Für Sachsen-Anhalt ging es um 3000 direkte Arbeitsplätze und Tausende weitere bei Zulieferern und Dienstleistern; es ging aber auch um Balsam für geschundene Seelen. Das Land mit dem Rote-Laterne-Image hatte erwartet, industriepolitisch in die Champions League aufzusteigen. Eva von Angern, Fraktionschefin der Linken im Landtag, sagte im Herbst: »Nach Jahrzehnten der Schrumpfung standen die Zeichen auf Wachstum.« Ihre SPD-Amtskollegin Katja Pähle hoffte, »das Ende von drei Jahrzehnten Deindustrialisierung, Arbeitsplatzverlust und Image als Billiglohnland auf einen Paukenschlag besiegeln« zu können.
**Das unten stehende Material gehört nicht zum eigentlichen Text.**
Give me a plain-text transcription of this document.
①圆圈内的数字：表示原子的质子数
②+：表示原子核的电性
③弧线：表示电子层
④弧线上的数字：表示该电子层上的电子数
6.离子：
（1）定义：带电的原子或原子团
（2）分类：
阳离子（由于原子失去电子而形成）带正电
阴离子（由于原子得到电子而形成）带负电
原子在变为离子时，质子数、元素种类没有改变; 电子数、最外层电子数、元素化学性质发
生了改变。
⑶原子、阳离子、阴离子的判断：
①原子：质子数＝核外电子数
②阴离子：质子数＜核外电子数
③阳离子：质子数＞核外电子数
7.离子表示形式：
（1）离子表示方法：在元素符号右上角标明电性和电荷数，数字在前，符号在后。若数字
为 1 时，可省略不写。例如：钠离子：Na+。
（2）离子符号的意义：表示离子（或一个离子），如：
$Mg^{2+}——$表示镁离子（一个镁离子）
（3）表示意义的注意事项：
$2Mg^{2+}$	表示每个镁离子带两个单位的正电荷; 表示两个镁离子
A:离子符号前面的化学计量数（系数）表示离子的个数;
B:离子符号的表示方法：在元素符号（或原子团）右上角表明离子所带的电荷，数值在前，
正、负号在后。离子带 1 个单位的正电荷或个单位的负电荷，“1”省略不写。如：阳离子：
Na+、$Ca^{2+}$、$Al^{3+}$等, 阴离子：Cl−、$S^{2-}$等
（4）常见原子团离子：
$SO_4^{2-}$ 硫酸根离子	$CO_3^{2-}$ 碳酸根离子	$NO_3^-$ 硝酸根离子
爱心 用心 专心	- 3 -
In diese Hoffnung haben Land und Stadt enorm viel Arbeit, Zeit und Geld investiert. Um auf fruchtbarstem Ackerboden vor den Toren Magdeburgs den geplanten Gewerbepark entwickeln zu können, wurden durch eine eigens gegründete Landesgesellschaft für 160 Millionen Euro Flächen gekauft und für bisher 90 Millionen Euro erschlossen. Planungen für neue Straßen, den Nahverkehr, den Bau eines neuen Klärwerks und perspektivisch auch eines Wasserwerks liefen auf Hochtouren. Die Stadt machte sich Gedanken, wie bis zu 10 000 neue Einwohner mit Wohnungen, Kita- und Schulplätzen versorgt werden könnten. Studien zu Demografie und Mobilität wurden erarbeitet. Man habe »Millionen in Vorleistungen« gesteckt, sagte der Linke-Abgeordnete Thomas Lippmann. Er kritisierte, Bund und Land hätten »alles auf eine Karte gesetzt« und stünden nun »vor dem Nichts«.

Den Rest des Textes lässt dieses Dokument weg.